Le dernier soir, Francia fit quelque chose de bien rare : elle ferma l’auberge. Elle déclara à Marin qu’elle était fatiguée par la semaine de travaux. Elle n’osa avouer qu’en réalité, elle désirait profiter seule de cette dernière soirée avec son hôte. Elle n’osa pas non plus lui demander de rester encore car elle s’attendait à un refus qui l’aurait peinée, s’il avait été formulé. Marin de son côté, était heureux dans la grande auberge du petit village. Pour une fois, il aurait aimé rester. Mais il ne pouvait se soustraire à la règle qui avait toujours donné du sens à sa vie. Alors ils savourèrent comme une douce liqueur ces dernières heures partagées. Marin sentait une tendresse infinie pour cette dame qui le traitait avec la bienveillance et l’énergie d’une mère. Il voulut lui faire un cadeau et lui conta une dernière histoire à propos de sa valise. Il lui jura que cette fois-ci, ce n’était pas un conte mais la vérité simple. C’était une valise achetée dans une brocante avec le premier petit salaire qu’il avait reçu. Depuis, il emportait de chaque lieu traversé et aimé, un objet en souvenir. Cette valise était son passé, le résumé de sa vie. Francia lui donna le plus petit des pinceaux utilisés pour mettre à neuf l’auberge.

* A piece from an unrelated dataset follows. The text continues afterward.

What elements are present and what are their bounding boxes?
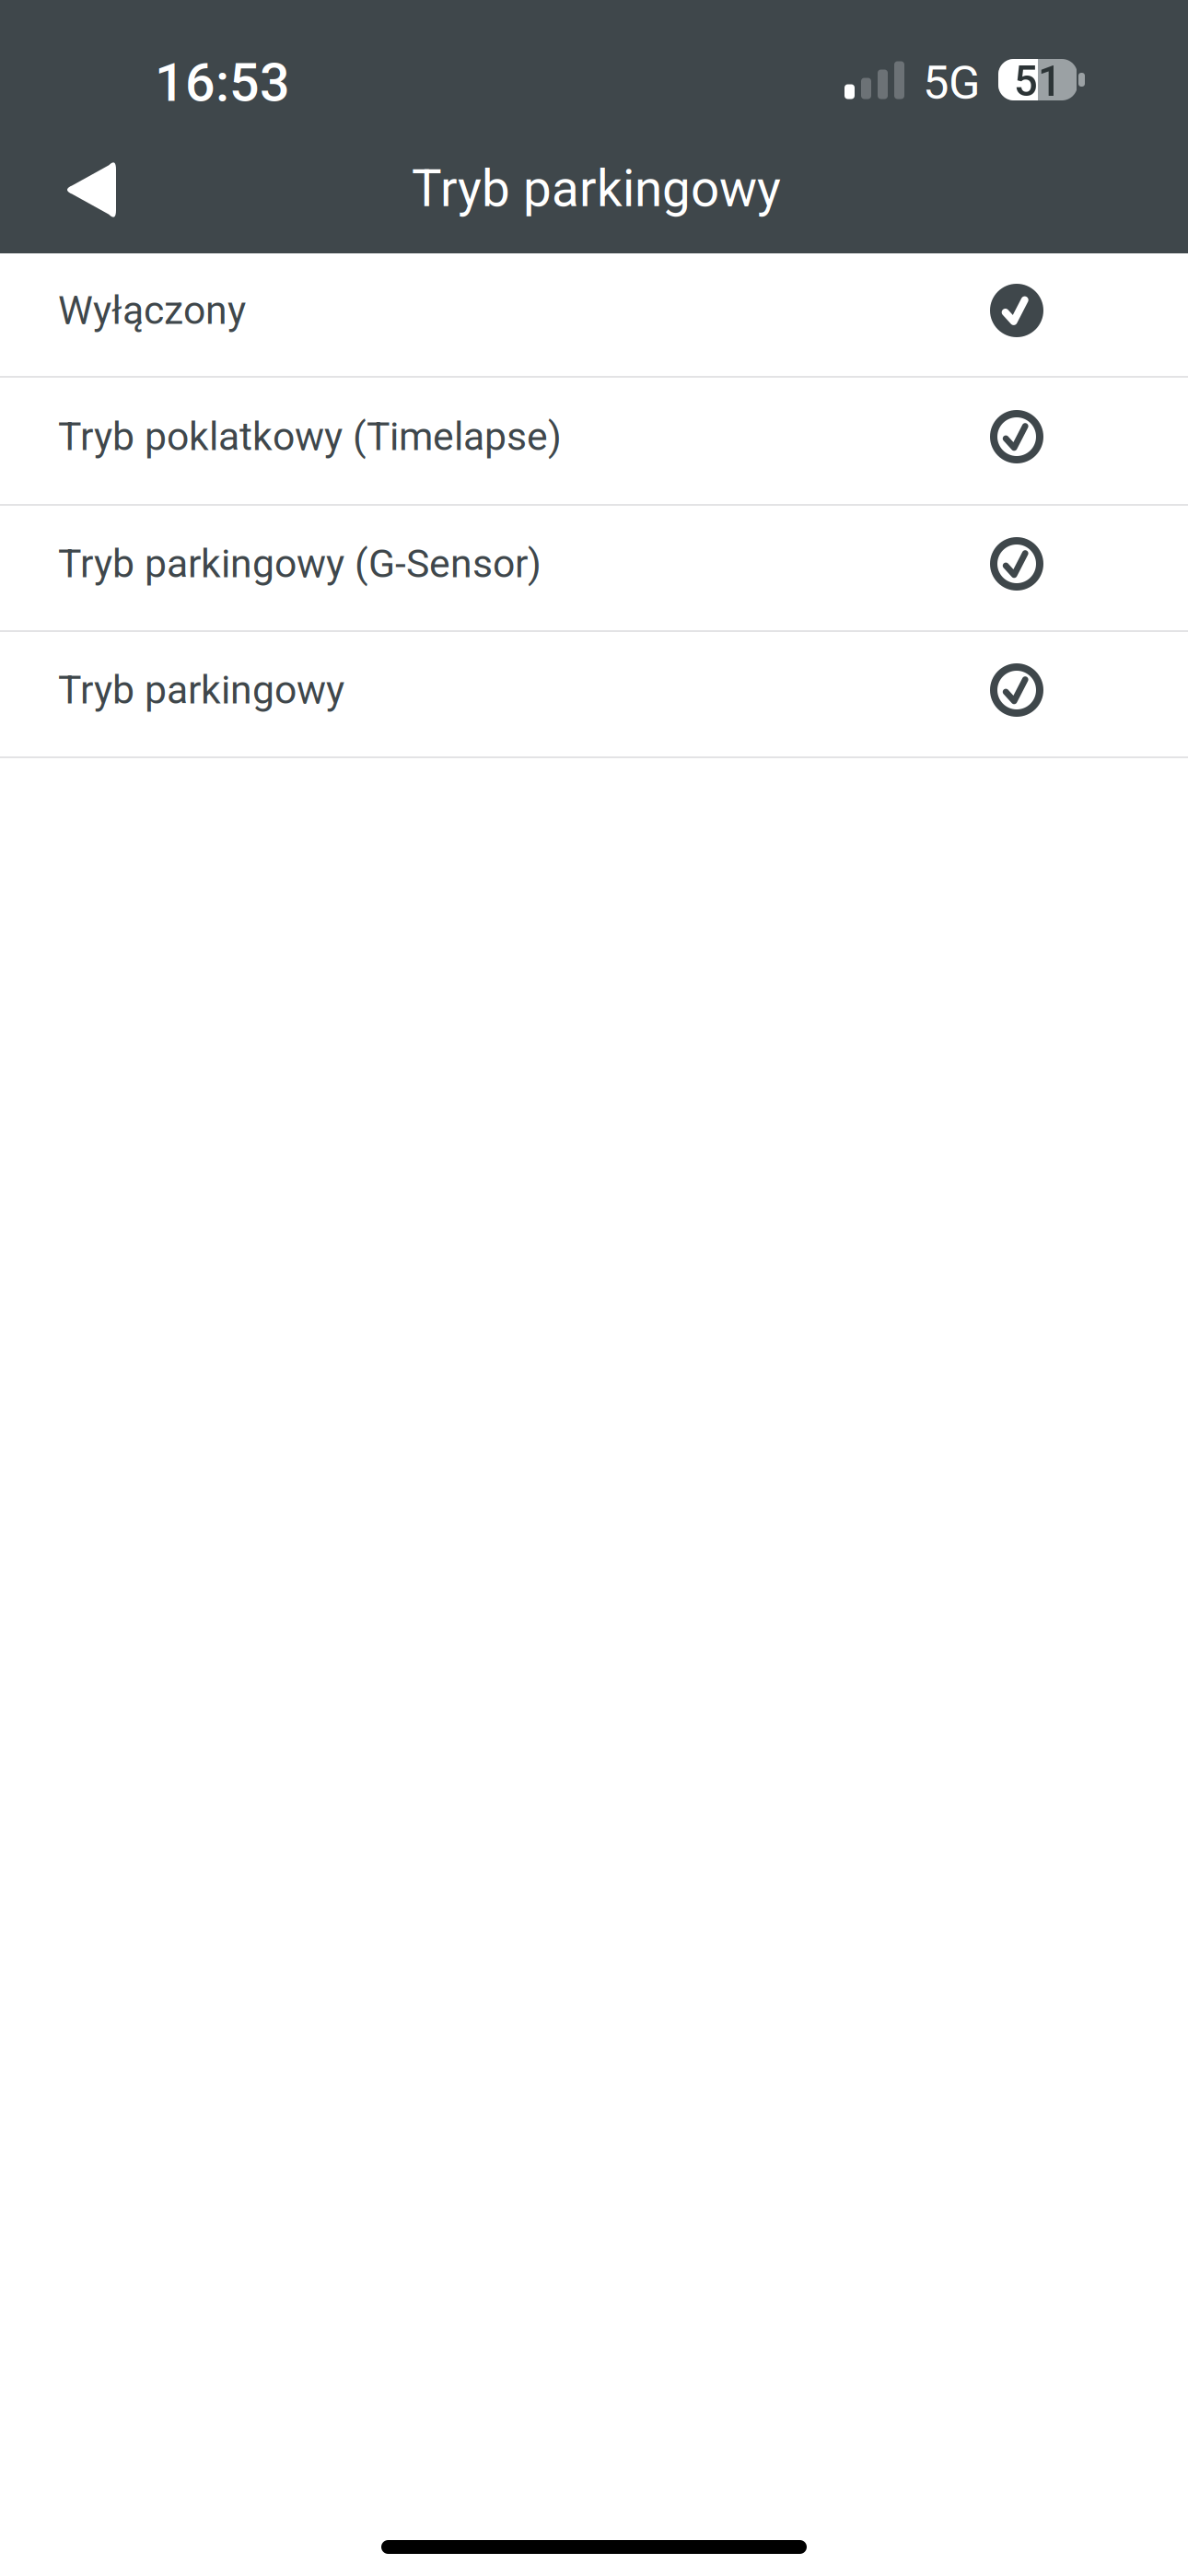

Au matin, Marin quitta Montromant le cœur serré. Il vit les yeux tristes de Francia et il lui sembla qu’il quittait la seule mère qu’il eût connue. Elle le regarda s’éloigner dans la neige, pensant au vide qu’il laisserait dans son auberge et dans sa vie. Mais lorsqu’elle rentra chez elle, sur la chaise occupée tous les soirs par Marin, elle trouva la valise. Elle crut un instant à un oubli jusqu’à ce qu’elle voit un mot qui lui était adressé, accroché à la poignée :
« Chère Francia, je n’ai jamais eu tant envie de rester quelque part. Je vous laisse ma valise et les trésors qu’elle contient. Ce sera une manière d’être auprès de vous, même après mon départ. Qu’elle vous tienne aussi bonne compagnie qu’à moi. Marin ».
Alors que Marin disparaissait dans la neige qui fondait, Francia ouvrit la valise précautionneusement, comme on ouvre avec volupté un mystérieux coffre au trésor. Elle s’apprêtait à examiner tous les objets récoltés par le voyageur, à plonger dans les délices de longues rêveries. Mais quand le mécanisme rouillé céda enfin, elle poussa un petit cri de surprise. La valise était vide !
Marin avait été un mirage, mystérieux et fabuleux. Il ne resta de lui, à Montromant, que ses contes qui animèrent encore bien des soirées, à l’auberge de Francia, autour de la vieille valise. On finit même par douter qu’il eût vraiment existé. Seule la vieille dame garda au cœur la chaleur de sa douce présence.